À partir du 17 décembre et jusqu’en avril 2011, le palais Farnese, à Rome, ouvrira ses portes de manière exceptionnelle au public. Le prestigieux édifice abritant l’ambassade de France en Italie mais aussi l’École française de Rome, dont les portes sont toujours closes aux visiteurs, lèvera ainsi une partie de son mystère dans le cadre d’une exposition temporaire dédiée à son histoire, qui permettra surtout au public de découvrir in situ la célèbre galerie décorée par les frères Carrache (1597-1608). Ce fleuron du patrimoine diplomatique, construit par Antonio da Sangallo et Michel-Ange, est toutefois un cas à part puisque l’État français n’en est que locataire. Siège de l’ambassade depuis 1874, le palais a pourtant été acheté par la France en 1911. Mais en 1936, l’Italie l’a racheté, cédant l’usage et l’entretien des lieux à la France contre un bail emphytéotique d’une durée de quatre-vingt-dix-neuf ans. En contrepartie, un accord similaire a été conclu pour la représentation italienne à Paris, hébergée dans l’hôtel de la Rochefoucauld-Doudeauville, rue de Varenne. Jusqu’en 2035, l’entretien de ce prestigieux monument revient donc à l’État français. Pour l’assumer, l’ambassade a récemment développé une politique événementielle afin d’accroître ses ressources propres.
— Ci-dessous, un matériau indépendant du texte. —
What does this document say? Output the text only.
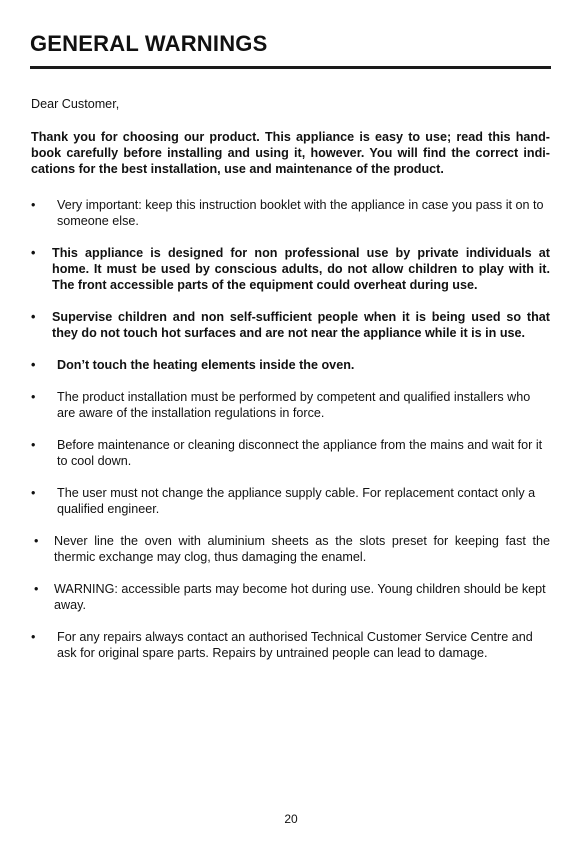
GENERAL WARNINGS

Dear Customer,

Thank you for choosing our product. This appliance is easy to use; read this hand-book carefully before installing and using it, however. You will find the correct indi-cations for the best installation, use and maintenance of the product.

•	Very important: keep this instruction booklet with the appliance in case you pass it on to someone else.
•	This appliance is designed for non professional use by private individuals at home. It must be used by conscious adults, do not allow children to play with it. The front accessible parts of the equipment could overheat during use.
•	Supervise children and non self-sufficient people when it is being used so that they do not touch hot surfaces and are not near the appliance while it is in use.
•	Don’t touch the heating elements inside the oven.
•	The product installation must be performed by competent and qualified installers who are aware of the installation regulations in force.
•	Before maintenance or cleaning disconnect the appliance from the mains and wait for it to cool down.
•	The user must not change the appliance supply cable. For replacement contact only a qualified engineer.
•	Never line the oven with aluminium sheets as the slots preset for keeping fast the thermic exchange may clog, thus damaging the enamel.
•	WARNING: accessible parts may become hot during use. Young children should be kept away.
•	For any repairs always contact an authorised Technical Customer Service Centre and ask for original spare parts. Repairs by untrained people can lead to damage.
20
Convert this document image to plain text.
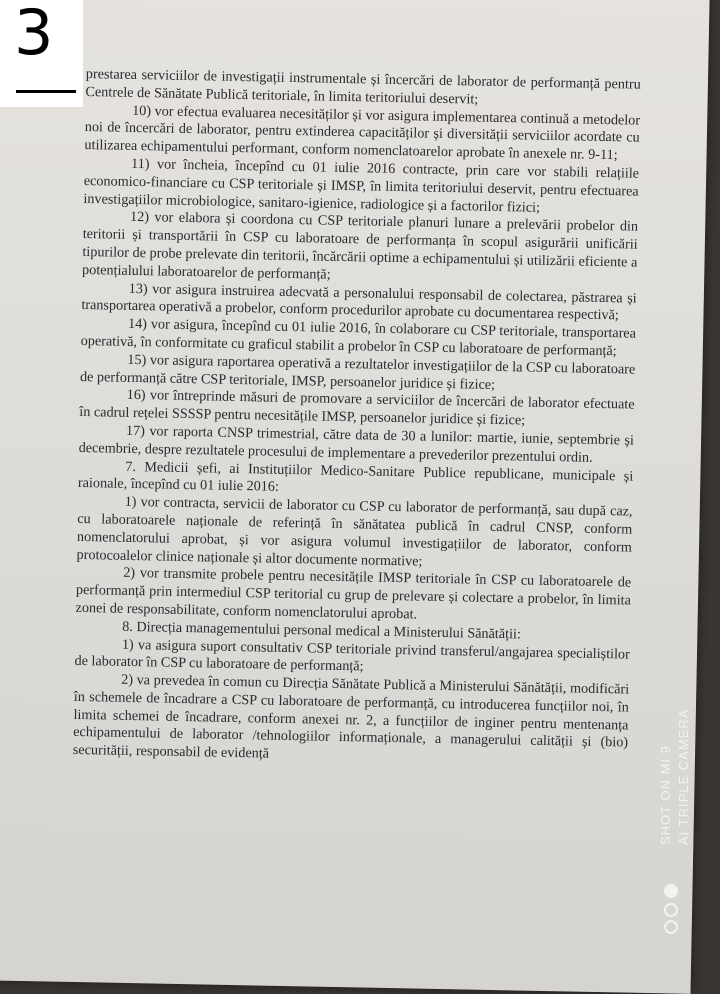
3

prestarea serviciilor de investigații instrumentale și încercări de laborator de performanță pentru Centrele de Sănătate Publică teritoriale, în limita teritoriului deservit;

10) vor efectua evaluarea necesităților și vor asigura implementarea continuă a metodelor noi de încercări de laborator, pentru extinderea capacităților și diversității serviciilor acordate cu utilizarea echipamentului performant, conform nomenclatoarelor aprobate în anexele nr. 9-11;

11) vor încheia, începînd cu 01 iulie 2016 contracte, prin care vor stabili relațiile economico-financiare cu CSP teritoriale și IMSP, în limita teritoriului deservit, pentru efectuarea investigațiilor microbiologice, sanitaro-igienice, radiologice și a factorilor fizici;

12) vor elabora și coordona cu CSP teritoriale planuri lunare a prelevării probelor din teritorii și transportării în CSP cu laboratoare de performanța în scopul asigurării unificării tipurilor de probe prelevate din teritorii, încărcării optime a echipamentului și utilizării eficiente a potențialului laboratoarelor de performanță;

13) vor asigura instruirea adecvată a personalului responsabil de colectarea, păstrarea și transportarea operativă a probelor, conform procedurilor aprobate cu documentarea respectivă;

14) vor asigura, începînd cu 01 iulie 2016, în colaborare cu CSP teritoriale, transportarea operativă, în conformitate cu graficul stabilit a probelor în CSP cu laboratoare de performanță;

15) vor asigura raportarea operativă a rezultatelor investigațiilor de la CSP cu laboratoare de performanță către CSP teritoriale, IMSP, persoanelor juridice și fizice;

16) vor întreprinde măsuri de promovare a serviciilor de încercări de laborator efectuate în cadrul rețelei SSSSP pentru necesitățile IMSP, persoanelor juridice și fizice;

17) vor raporta CNSP trimestrial, către data de 30 a lunilor: martie, iunie, septembrie și decembrie, despre rezultatele procesului de implementare a prevederilor prezentului ordin.

7. Medicii șefi, ai Instituțiilor Medico-Sanitare Publice republicane, municipale și raionale, începînd cu 01 iulie 2016:

1) vor contracta, servicii de laborator cu CSP cu laborator de performanță, sau după caz, cu laboratoarele naționale de referință în sănătatea publică în cadrul CNSP, conform nomenclatorului aprobat, și vor asigura volumul investigațiilor de laborator, conform protocoalelor clinice naționale și altor documente normative;

2) vor transmite probele pentru necesitățile IMSP teritoriale în CSP cu laboratoarele de performanță prin intermediul CSP teritorial cu grup de prelevare și colectare a probelor, în limita zonei de responsabilitate, conform nomenclatorului aprobat.

8. Direcția managementului personal medical a Ministerului Sănătății:

1) va asigura suport consultativ CSP teritoriale privind transferul/angajarea specialiștilor de laborator în CSP cu laboratoare de performanță;

2) va prevedea în comun cu Direcția Sănătate Publică a Ministerului Sănătății, modificări în schemele de încadrare a CSP cu laboratoare de performanță, cu introducerea funcțiilor noi, în limita schemei de încadrare, conform anexei nr. 2, a funcțiilor de inginer pentru mentenanța echipamentului de laborator /tehnologiilor informaționale, a managerului calității și (bio) securității, responsabil de evidență	SHOT ON MI 9 AI TRIPLE CAMERA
La restauration de la galerie des Carrache, prévue en 2011, devrait quant à elle être financée par le biais exclusif du mécénat. L’Italie est le pays où l’État français compte le plus grand nombre de bâtiments patrimoniaux : villa Bonaparte et villa Médicis à Rome, lycée français de Rome, palais Lenzi de Florence, palais des Stelline à Milan. Sans oublier le patrimoine des « Pieux Établissements de la France à Rome et à Lorette », une fondation française enrichie par des dons et legs provenant de Français, qui comprend le couvent et l’église de la Trinité-des-Monts, les églises Saint-Louis-des-Français, Saint-Nicolas-des-Lorrains, Saint-Yves-des-Bretons et Saint-Claude-des-Francs-Comtois-de-Bourgogne.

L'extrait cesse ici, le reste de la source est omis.